Progress on women’s justice requires us to learn from past mistakes

Progress on women’s justice requires us to learn from past mistakes

The argument for creating a gender-informed women’s criminal justice system in which far fewer women were imprisoned, and women thrived in their communities, was won, seemingly, in 2007.

Baroness Jean Corston’s ground-breaking Report on Women in the Criminal Justice System documented women’s very different experiences and needs; and mapped out a vision for a “radically different, visibly led, strategic…holistic, woman-centred, integrated approach”.

In the 18 years since, there has been a remarkable degree of consensus on the need to do things differently for women across successive governments, yet women’s justice remains in crisis.

Numerous policy and practice initiatives have targeted women, yet the numbers in prison are projected to rise. The highest ever recorded numbers of women are held on remand. The incidence of self-harm and violence in women’s prisons is soaring. There’s a huge homelessness problem for women released from prison.

It seems impossible to understand why… until we start learning from history. 
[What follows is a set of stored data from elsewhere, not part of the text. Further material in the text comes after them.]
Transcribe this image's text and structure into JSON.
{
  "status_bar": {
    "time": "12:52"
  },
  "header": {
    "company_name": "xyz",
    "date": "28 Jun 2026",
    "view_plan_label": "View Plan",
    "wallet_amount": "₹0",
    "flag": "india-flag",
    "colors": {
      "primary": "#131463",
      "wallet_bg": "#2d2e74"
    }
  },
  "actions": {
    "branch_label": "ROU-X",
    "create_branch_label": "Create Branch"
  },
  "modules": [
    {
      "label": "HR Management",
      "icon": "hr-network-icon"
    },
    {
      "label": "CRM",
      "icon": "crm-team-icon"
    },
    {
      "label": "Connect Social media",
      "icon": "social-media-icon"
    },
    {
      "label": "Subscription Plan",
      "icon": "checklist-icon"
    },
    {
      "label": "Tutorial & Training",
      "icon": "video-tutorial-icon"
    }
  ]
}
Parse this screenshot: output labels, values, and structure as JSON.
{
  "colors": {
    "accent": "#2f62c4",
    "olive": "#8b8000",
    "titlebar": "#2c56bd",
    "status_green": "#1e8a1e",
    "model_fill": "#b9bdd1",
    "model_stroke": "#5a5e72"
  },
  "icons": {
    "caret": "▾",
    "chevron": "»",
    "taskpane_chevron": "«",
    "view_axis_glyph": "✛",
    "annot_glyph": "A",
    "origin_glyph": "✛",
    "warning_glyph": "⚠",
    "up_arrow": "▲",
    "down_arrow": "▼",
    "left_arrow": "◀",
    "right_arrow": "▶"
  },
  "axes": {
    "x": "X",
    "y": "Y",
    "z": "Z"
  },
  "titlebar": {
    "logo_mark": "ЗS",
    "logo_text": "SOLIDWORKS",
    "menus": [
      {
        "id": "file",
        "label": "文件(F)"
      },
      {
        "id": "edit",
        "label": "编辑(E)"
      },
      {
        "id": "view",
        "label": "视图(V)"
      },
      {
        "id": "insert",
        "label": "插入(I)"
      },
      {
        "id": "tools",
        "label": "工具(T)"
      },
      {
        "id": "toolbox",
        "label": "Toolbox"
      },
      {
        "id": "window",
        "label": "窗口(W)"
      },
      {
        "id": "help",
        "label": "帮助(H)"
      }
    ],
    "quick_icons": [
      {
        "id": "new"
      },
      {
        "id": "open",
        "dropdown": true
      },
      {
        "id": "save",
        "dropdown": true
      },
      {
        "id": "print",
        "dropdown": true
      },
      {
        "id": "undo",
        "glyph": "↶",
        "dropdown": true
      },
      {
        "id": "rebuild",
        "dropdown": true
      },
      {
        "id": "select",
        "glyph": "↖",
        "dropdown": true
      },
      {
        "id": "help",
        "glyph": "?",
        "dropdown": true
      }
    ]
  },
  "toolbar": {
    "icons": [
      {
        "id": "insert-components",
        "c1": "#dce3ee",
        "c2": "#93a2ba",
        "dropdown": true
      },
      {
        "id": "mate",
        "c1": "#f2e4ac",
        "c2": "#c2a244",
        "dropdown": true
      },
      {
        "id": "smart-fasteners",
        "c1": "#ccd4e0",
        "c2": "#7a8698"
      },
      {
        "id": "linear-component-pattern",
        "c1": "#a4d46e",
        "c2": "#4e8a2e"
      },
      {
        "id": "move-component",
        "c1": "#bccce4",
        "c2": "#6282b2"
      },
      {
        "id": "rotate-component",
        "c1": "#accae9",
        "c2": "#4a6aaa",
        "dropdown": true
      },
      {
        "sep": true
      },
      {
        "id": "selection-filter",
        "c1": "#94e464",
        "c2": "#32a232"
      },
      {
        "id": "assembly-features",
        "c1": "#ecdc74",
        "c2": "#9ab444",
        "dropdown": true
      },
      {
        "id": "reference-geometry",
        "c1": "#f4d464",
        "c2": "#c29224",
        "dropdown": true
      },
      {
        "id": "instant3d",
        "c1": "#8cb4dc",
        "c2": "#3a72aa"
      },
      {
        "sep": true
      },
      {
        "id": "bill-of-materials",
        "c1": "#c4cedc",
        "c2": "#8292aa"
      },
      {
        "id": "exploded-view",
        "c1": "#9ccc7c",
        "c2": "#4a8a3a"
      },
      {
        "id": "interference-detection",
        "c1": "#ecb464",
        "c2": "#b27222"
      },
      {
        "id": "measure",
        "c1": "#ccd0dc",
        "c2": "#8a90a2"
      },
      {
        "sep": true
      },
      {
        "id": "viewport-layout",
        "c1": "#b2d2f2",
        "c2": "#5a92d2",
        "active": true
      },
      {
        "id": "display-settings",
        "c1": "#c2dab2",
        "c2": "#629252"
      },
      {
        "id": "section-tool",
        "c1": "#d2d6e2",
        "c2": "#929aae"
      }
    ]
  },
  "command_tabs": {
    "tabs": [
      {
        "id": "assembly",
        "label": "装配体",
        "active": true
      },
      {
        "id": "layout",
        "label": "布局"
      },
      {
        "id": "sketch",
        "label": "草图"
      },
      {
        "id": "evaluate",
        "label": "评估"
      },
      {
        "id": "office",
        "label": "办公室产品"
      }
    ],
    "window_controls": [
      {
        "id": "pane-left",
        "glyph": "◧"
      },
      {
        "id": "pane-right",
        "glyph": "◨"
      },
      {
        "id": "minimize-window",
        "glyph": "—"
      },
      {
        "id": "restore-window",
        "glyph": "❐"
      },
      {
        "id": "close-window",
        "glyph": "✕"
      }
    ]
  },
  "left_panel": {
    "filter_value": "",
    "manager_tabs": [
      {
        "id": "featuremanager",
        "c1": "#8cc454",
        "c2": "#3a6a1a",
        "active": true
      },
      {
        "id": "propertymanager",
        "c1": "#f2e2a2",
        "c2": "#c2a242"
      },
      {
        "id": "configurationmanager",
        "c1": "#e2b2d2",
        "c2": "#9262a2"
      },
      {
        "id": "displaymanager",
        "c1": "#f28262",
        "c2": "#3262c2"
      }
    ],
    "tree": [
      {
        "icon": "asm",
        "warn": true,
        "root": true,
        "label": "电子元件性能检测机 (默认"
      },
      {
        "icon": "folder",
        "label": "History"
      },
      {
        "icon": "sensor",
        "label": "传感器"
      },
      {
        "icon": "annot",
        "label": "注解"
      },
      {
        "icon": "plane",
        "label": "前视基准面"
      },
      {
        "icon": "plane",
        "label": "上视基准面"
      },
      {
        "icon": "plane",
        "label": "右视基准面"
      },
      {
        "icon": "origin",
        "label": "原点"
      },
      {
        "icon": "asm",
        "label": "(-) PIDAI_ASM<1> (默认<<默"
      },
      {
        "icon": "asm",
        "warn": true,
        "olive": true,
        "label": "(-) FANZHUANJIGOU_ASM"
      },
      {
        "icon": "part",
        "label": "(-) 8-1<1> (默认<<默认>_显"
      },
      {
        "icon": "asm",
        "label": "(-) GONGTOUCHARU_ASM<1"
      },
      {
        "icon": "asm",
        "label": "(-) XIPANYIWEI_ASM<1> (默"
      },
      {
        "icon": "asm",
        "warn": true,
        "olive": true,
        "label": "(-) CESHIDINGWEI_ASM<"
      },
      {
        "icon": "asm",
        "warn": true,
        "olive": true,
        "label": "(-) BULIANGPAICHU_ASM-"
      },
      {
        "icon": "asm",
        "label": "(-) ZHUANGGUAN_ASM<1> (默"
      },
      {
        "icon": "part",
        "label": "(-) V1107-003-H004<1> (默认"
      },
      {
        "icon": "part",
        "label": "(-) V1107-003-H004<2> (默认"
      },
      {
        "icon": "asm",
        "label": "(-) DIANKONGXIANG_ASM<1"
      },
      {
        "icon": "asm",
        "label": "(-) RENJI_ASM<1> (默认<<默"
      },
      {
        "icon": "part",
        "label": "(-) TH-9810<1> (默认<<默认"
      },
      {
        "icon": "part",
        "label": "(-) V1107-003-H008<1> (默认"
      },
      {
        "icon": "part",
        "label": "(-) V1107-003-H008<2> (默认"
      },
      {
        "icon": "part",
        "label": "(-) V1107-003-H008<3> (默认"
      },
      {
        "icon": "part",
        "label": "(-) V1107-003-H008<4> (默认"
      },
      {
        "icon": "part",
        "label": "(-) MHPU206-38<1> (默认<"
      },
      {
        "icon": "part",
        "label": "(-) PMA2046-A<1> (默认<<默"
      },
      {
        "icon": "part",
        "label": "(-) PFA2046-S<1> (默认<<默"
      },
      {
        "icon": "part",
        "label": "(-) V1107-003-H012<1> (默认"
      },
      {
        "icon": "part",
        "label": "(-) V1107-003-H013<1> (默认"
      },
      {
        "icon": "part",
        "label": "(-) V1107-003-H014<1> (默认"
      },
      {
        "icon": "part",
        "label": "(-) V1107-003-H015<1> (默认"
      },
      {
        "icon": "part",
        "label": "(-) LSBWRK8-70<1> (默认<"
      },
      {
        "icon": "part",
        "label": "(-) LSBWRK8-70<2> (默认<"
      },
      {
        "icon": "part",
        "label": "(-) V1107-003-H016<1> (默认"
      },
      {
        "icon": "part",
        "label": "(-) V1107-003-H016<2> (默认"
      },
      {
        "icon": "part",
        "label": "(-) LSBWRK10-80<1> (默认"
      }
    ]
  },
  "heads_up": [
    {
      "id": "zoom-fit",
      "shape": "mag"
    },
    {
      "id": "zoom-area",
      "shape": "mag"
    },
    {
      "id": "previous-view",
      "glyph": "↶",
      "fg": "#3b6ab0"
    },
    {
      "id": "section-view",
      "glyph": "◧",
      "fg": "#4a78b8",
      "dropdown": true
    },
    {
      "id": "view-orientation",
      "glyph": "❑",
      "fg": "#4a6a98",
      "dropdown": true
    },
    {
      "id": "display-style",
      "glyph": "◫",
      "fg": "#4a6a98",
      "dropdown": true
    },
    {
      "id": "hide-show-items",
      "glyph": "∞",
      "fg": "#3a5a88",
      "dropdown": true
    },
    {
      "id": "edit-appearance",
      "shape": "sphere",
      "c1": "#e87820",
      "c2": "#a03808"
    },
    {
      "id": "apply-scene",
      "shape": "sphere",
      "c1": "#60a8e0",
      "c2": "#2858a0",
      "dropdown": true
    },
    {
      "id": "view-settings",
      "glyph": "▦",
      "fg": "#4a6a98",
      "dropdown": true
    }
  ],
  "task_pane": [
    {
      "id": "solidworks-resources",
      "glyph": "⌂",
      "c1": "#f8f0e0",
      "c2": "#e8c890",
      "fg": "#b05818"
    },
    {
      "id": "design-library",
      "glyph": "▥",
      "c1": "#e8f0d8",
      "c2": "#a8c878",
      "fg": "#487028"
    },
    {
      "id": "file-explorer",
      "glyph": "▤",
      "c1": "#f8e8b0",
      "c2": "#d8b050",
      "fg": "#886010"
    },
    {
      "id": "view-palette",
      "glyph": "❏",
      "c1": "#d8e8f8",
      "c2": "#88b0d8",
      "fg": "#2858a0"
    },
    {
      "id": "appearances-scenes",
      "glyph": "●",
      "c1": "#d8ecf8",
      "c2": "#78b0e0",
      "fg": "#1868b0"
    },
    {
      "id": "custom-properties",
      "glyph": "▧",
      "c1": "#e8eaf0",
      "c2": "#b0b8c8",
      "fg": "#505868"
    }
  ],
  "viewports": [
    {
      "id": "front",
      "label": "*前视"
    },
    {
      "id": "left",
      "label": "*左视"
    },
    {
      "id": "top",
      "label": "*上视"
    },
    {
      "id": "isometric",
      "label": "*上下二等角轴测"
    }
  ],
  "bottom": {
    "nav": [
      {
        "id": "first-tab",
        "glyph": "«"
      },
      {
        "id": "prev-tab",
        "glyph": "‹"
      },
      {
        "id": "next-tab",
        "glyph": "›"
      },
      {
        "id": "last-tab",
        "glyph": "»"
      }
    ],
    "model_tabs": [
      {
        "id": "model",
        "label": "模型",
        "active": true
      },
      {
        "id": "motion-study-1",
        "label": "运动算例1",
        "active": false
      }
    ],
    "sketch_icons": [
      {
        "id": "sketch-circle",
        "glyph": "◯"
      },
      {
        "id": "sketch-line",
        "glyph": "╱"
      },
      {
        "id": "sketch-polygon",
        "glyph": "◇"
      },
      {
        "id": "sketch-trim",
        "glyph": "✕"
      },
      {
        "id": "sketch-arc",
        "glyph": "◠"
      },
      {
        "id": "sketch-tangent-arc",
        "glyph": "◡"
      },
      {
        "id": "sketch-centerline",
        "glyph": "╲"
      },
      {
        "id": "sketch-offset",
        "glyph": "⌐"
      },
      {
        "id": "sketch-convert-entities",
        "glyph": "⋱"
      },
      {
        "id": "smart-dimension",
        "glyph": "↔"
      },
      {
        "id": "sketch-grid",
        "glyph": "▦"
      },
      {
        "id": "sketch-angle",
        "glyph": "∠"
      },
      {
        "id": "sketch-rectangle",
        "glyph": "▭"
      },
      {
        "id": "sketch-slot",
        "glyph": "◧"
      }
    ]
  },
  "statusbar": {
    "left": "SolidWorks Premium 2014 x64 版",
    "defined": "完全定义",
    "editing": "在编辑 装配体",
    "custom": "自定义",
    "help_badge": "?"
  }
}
In our new report Breaking Out of the Justice Loop: Creating a Criminal Justice System that Works for Women, we explore the limited progress made, and interrogate the persistent systems and policy failures that have hampered positive change since 2007.

We look to other models for solutions, and make the case for a radical new approach to prevent women entering the justice system in the first place.

We argue that applying learning from the past, investing properly and embracing the prevention of women’s criminalisation, will be essential to the success of the new Women’s Justice Board and its strategy.

Carry on making the same mistakes, and women and those working with them will be condemned to an eternity trapped in the justice loop.